公乘举来到未央宫前时,刘彻正在与几个朝臣议事。闻听公乘举从西域归来,刘彻急忙亲率众臣迎出宫门外。才别三年,刘彻须发全白,已像是一位垂垂幕年的老人了。看着老态龙钟的刘彻,一时间,公乘举满腔愤懑全化乌有,反而勾沉索隐出一种怜意:“奴才公乘举叩见我皇陛下!”
刘彻又惊又喜,急忙说:“将军快起,到宫内叙话。”
遂进入宫内,还未坐定,刘彻便又关切地问道:“细君近些日子如何?可否能用茶饭?”
“已很久未进茶饭了!仅用药剂顾命。还望陛下开恩,快些遣医到乌孙去。若是再晚了,恐怕就再也见不到她了!……”
刘彻听了竟落下泪来,抽泣着说:“我儿命苦……朕已命医御备好了良药,即可动身去乌孙!”
公乘举急切地说:“情况危急,不可延误,若是准备好了,明日便可动身!”公乘举又问:“陛下是如何知道公主身染重病的?”他很感意外。因为他已远远地把桓桂、宋炳等人甩到了河西路上,此前并无人来京师,皇上又是从何人口中得知的。
“数日前,乌孙来了一位公主,把细君的病情已经讲给朕了。朕忧心如焚,本应亲自探视,奈何道路太远,就是去也是有去难归。朕也老了,不中用了!”刘彻又是一副无助的样子。
“那位乌孙公主叫什么名字?”公乘举急忙问道。
刘彻一时说不出,大鸿胪壶充国连忙插话答道:“她名叫茱娆。这位茱娆公主已把乌孙国中近期所发生的大事及你等近况都禀明了陛下,所以,皇上已知道那里的情况。”
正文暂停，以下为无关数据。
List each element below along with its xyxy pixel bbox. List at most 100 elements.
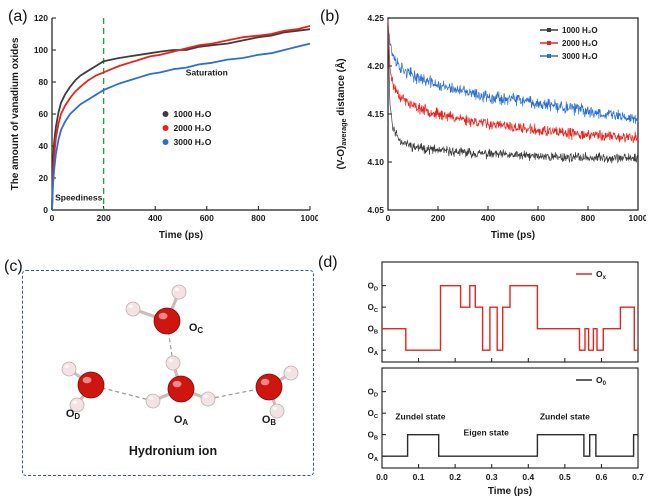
svg-text:0.1: 0.1: [413, 472, 425, 482]
svg-text:1000: 1000: [629, 213, 646, 223]
svg-text:0: 0: [43, 205, 48, 215]
series-1000 H₂O: [387, 30, 639, 164]
svg-text:OA: OA: [368, 346, 378, 357]
panel-label-c: (c): [4, 258, 23, 275]
svg-text:0.6: 0.6: [596, 472, 608, 482]
hydrogen-atom-HC2: [171, 284, 187, 300]
series-1000 H₂O: [51, 28, 311, 211]
svg-text:1000: 1000: [301, 213, 318, 223]
svg-text:600: 600: [200, 213, 214, 223]
svg-text:800: 800: [581, 213, 595, 223]
svg-text:3000 H₂O: 3000 H₂O: [562, 52, 598, 61]
svg-text:Zundel state: Zundel state: [395, 412, 445, 422]
panel-label-a: (a): [8, 8, 28, 25]
svg-text:(V-O)average distance (Å): (V-O)average distance (Å): [334, 58, 348, 169]
svg-text:Eigen state: Eigen state: [464, 428, 510, 438]
svg-text:Time (ps): Time (ps): [159, 230, 203, 241]
svg-text:800: 800: [251, 213, 265, 223]
svg-text:4.25: 4.25: [367, 13, 384, 23]
hydrogen-atom-HB1: [283, 365, 299, 381]
svg-text:200: 200: [431, 213, 445, 223]
series-b: [387, 18, 639, 164]
svg-text:1000 H₂O: 1000 H₂O: [174, 109, 212, 119]
hydrogen-atom-HAl: [145, 393, 161, 409]
panel-label-d: (d): [318, 254, 338, 271]
svg-text:100: 100: [34, 45, 48, 55]
panel-label-b: (b): [320, 8, 340, 25]
svg-text:0.7: 0.7: [632, 472, 644, 482]
chart-d-oxygen-state-traces: OA OB OC OD Ox OA OB OC OD 0.0 0.1 0.2 0.3 0.4 0.5 0.6 0…: [368, 261, 644, 497]
svg-text:1000 H₂O: 1000 H₂O: [562, 26, 598, 35]
svg-text:OB: OB: [368, 431, 378, 442]
trace-O_x: [382, 285, 638, 351]
axes-b: 0 200 400 600 800 1000 4.05 4.10 4.15 4.20 4.25 Tim…: [334, 13, 646, 241]
annotations-a: Saturation Speediness: [55, 68, 228, 203]
oxygen-atom-OD: [77, 371, 105, 399]
svg-text:OA: OA: [368, 452, 378, 463]
hydrogen-atom-HB2: [269, 403, 285, 419]
hydrogen-atom-HAt: [165, 355, 181, 371]
series-3000 H₂O: [51, 42, 311, 211]
hydronium-molecule-drawing: OC OA OD OB Hydronium ion: [61, 284, 299, 458]
hydrogen-atom-HD1: [61, 361, 77, 377]
svg-text:OB: OB: [368, 325, 378, 336]
subplot-d1: OA OB OC OD Ox: [368, 261, 639, 363]
svg-text:Speediness: Speediness: [55, 192, 103, 202]
legend-d1: Ox: [576, 269, 607, 281]
chart-a-vanadium-oxide-amount: 0 200 400 600 800 1000 0 20 40 60 80 100 120 Time (ps…: [10, 13, 318, 241]
svg-text:200: 200: [97, 213, 111, 223]
chart-b-vo-average-distance: 0 200 400 600 800 1000 4.05 4.10 4.15 4.20 4.25 Tim…: [334, 13, 646, 241]
svg-text:0: 0: [386, 213, 391, 223]
svg-text:120: 120: [34, 13, 48, 23]
svg-text:OD: OD: [368, 282, 378, 293]
svg-text:OD: OD: [66, 408, 81, 421]
svg-text:60: 60: [39, 109, 49, 119]
svg-text:OC: OC: [368, 303, 378, 314]
svg-text:4.10: 4.10: [367, 157, 384, 167]
oxygen-atom-OC: [153, 307, 181, 335]
legend-d2: O0: [576, 375, 607, 387]
svg-text:20: 20: [39, 173, 49, 183]
svg-text:3000 H₂O: 3000 H₂O: [174, 137, 212, 147]
svg-text:OC: OC: [189, 322, 204, 335]
atom-labels: OC OA OD OB: [66, 322, 277, 427]
svg-text:600: 600: [531, 213, 545, 223]
hydrogen-atom-HD2: [69, 397, 85, 413]
svg-text:0.0: 0.0: [376, 472, 388, 482]
svg-text:Time (ps): Time (ps): [488, 486, 532, 497]
svg-text:O0: O0: [596, 375, 607, 387]
svg-text:0.4: 0.4: [522, 472, 534, 482]
svg-text:0.2: 0.2: [449, 472, 461, 482]
svg-text:2000 H₂O: 2000 H₂O: [174, 123, 212, 133]
legend-a: 1000 H₂O 2000 H₂O 3000 H₂O: [162, 109, 212, 147]
svg-text:Time (ps): Time (ps): [491, 230, 535, 241]
svg-text:OB: OB: [262, 414, 277, 427]
svg-text:OC: OC: [368, 409, 378, 420]
axes-a: 0 200 400 600 800 1000 0 20 40 60 80 100 120 Time (ps…: [10, 13, 318, 241]
series-2000 H₂O: [51, 25, 311, 211]
svg-text:0.5: 0.5: [559, 472, 571, 482]
series-a: [51, 25, 311, 211]
svg-text:4.05: 4.05: [367, 205, 384, 215]
svg-text:4.15: 4.15: [367, 109, 384, 119]
oxygen-atom-OA: [167, 375, 195, 403]
hydrogen-atom-HC1: [125, 301, 141, 317]
svg-text:Hydronium ion: Hydronium ion: [129, 444, 217, 458]
hydrogen-atom-HAr: [200, 391, 216, 407]
svg-text:80: 80: [39, 77, 49, 87]
svg-text:0.3: 0.3: [486, 472, 498, 482]
svg-text:40: 40: [39, 141, 49, 151]
legend-b: 1000 H₂O 2000 H₂O 3000 H₂O: [540, 26, 598, 61]
svg-text:Saturation: Saturation: [186, 68, 228, 78]
subplot-d2: OA OB OC OD 0.0 0.1 0.2 0.3 0.4 0.5 0.6 0.7 O0 Zundel…: [368, 367, 644, 497]
panel-c-hydronium-diagram: OC OA OD OB Hydronium ion: [22, 270, 314, 476]
svg-text:4.20: 4.20: [367, 61, 384, 71]
svg-text:OD: OD: [368, 388, 378, 399]
atoms: [61, 284, 299, 419]
caption: Hydronium ion: [129, 444, 217, 458]
oxygen-atom-OB: [255, 373, 283, 401]
series-2000 H₂O: [387, 20, 639, 144]
svg-text:Zundel state: Zundel state: [540, 412, 590, 422]
svg-text:Ox: Ox: [596, 269, 607, 281]
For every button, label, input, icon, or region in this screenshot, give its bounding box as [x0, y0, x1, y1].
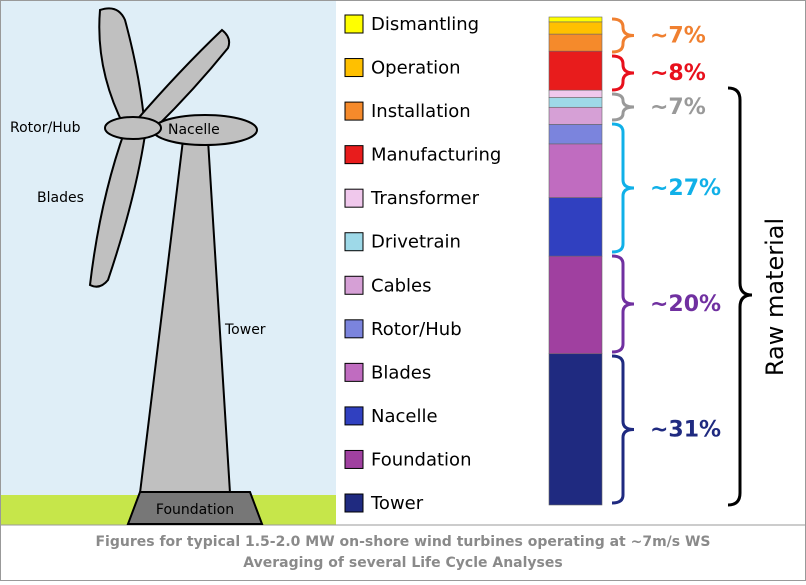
raw-material-brace: [727, 86, 753, 507]
bar-segment: [548, 197, 603, 257]
bar-segment: [548, 124, 603, 145]
annotation: ~7%: [650, 24, 706, 49]
blade: [88, 128, 147, 288]
bar-segment: [548, 33, 603, 52]
legend-swatch: [344, 145, 364, 165]
bracket-label: Raw material: [761, 218, 789, 376]
legend-swatch: [344, 406, 364, 426]
legend-label: Dismantling: [371, 14, 479, 35]
legend-label: Transformer: [370, 188, 480, 209]
caption: Figures for typical 1.5-2.0 MW on-shore …: [95, 534, 710, 550]
brace: [611, 254, 635, 354]
legend-swatch: [344, 14, 364, 34]
legend-swatch: [344, 449, 364, 469]
bar-segment: [548, 255, 603, 355]
caption: Averaging of several Life Cycle Analyses: [243, 555, 562, 571]
hub-shape: [104, 116, 162, 140]
turbine-label: Nacelle: [168, 122, 220, 138]
legend-label: Drivetrain: [371, 232, 461, 253]
legend-label: Cables: [371, 275, 431, 296]
bar-segment: [548, 16, 603, 23]
legend-label: Installation: [371, 101, 471, 122]
legend-label: Tower: [370, 493, 424, 514]
legend-label: Blades: [371, 362, 431, 383]
turbine-label: Tower: [224, 322, 266, 338]
bar-segment: [548, 89, 603, 98]
annotation: ~31%: [650, 418, 721, 443]
bar-segment: [548, 21, 603, 35]
legend-swatch: [344, 319, 364, 339]
legend-label: Manufacturing: [371, 145, 501, 166]
legend-swatch: [344, 58, 364, 78]
annotation: ~27%: [650, 176, 721, 201]
annotation: ~8%: [650, 61, 706, 86]
brace: [611, 17, 635, 54]
turbine-label: Foundation: [156, 502, 234, 518]
bar-segment: [548, 50, 603, 91]
bar-segment: [548, 97, 603, 108]
legend-swatch: [344, 275, 364, 295]
brace: [611, 354, 635, 505]
blade: [133, 28, 231, 140]
foundation-shape: [126, 491, 264, 525]
legend-label: Operation: [371, 58, 461, 79]
turbine-label: Rotor/Hub: [10, 120, 81, 136]
brace: [611, 122, 635, 254]
brace: [611, 92, 635, 122]
turbine: [88, 7, 264, 525]
legend-swatch: [344, 101, 364, 121]
legend-swatch: [344, 188, 364, 208]
legend-label: Foundation: [371, 449, 471, 470]
legend-label: Nacelle: [371, 406, 438, 427]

公乘举吃惊不小,尤其是自己出使乌弋山离国,甚至连同到大食的情况她竟全然知道。一直悬在心头的谜底终于揭开了:看来自己分析的不错,在危难中拯救自己的正是茱娆!
“她现在何处?”公乘举忍不住又问。
“就在宫中,等一会儿你便可以看到。不过你已无须再回乌孙,休息两天后就到辽东任将军去吧。近来,东胡犯事,辽东不平,是朕之心头之患,你领兵作战知道动脑子,往往能极小的代价换取极大的胜利。所以,辽东将军一职,以你为宜。至于乌孙及西域事务,就由拔胡将军郭昌去就是了。”刘彻缓缓说道。
公乘举急忙说道:“辽东赴任之事,可否暂缓一下,或另遣他人。但乌孙必须由奴才去……”
刘彻听后将脸一沉:“朕念你功高,才委你以此重任。公主身边需要人,可朕之万里江山就不需要人吗?两者之间,孰轻孰重,将军自己掂量去吧!这几年,朕身边的老人越来越少了,朕需要像你这样忠心不二的人。”
“可公主那里不能没有奴才。公主依陛下之命先嫁昆莫,后来再依陛下又她嫁岑陬,对于公主来讲,这是何等残酷呵!她曾苦苦哀求陛下,可陛下您呢?只求能通过公主与乌孙等国修好关系,根本不去顾及公主的死活……”
“住口!”刘彻勃然大怒:“她既嫁到乌孙,就应遵其风俗!你又凭什么指谪朕?细君的境遇,何尝不令朕煎心!朕殚精竭虑为的是什么?不就是大汉万里江山和千万子民么?你可以不听朕之旨意,但你不可以此事来指谪朕。朕再问你,是去辽东,还去乌孙?”
“陛下!奴才愿去乌孙。”公乘举再次跪到了刘彻面前:“奴才连公主都保护不了,更不用说辽东了……”
刘彻黯然闭目道:“好了,朕准你。等细君病愈之后,即刻把她送回来,朕想念她呀!”
公乘举再一次叩谢,起身正欲离开时。刘彻又叫住了他:“公乘举,朕念你护送公主、出使西域列国有功,决意拜你为致远侯,并升职为太尉,冠大司马将军之号,金印紫绶,禄比丞相!”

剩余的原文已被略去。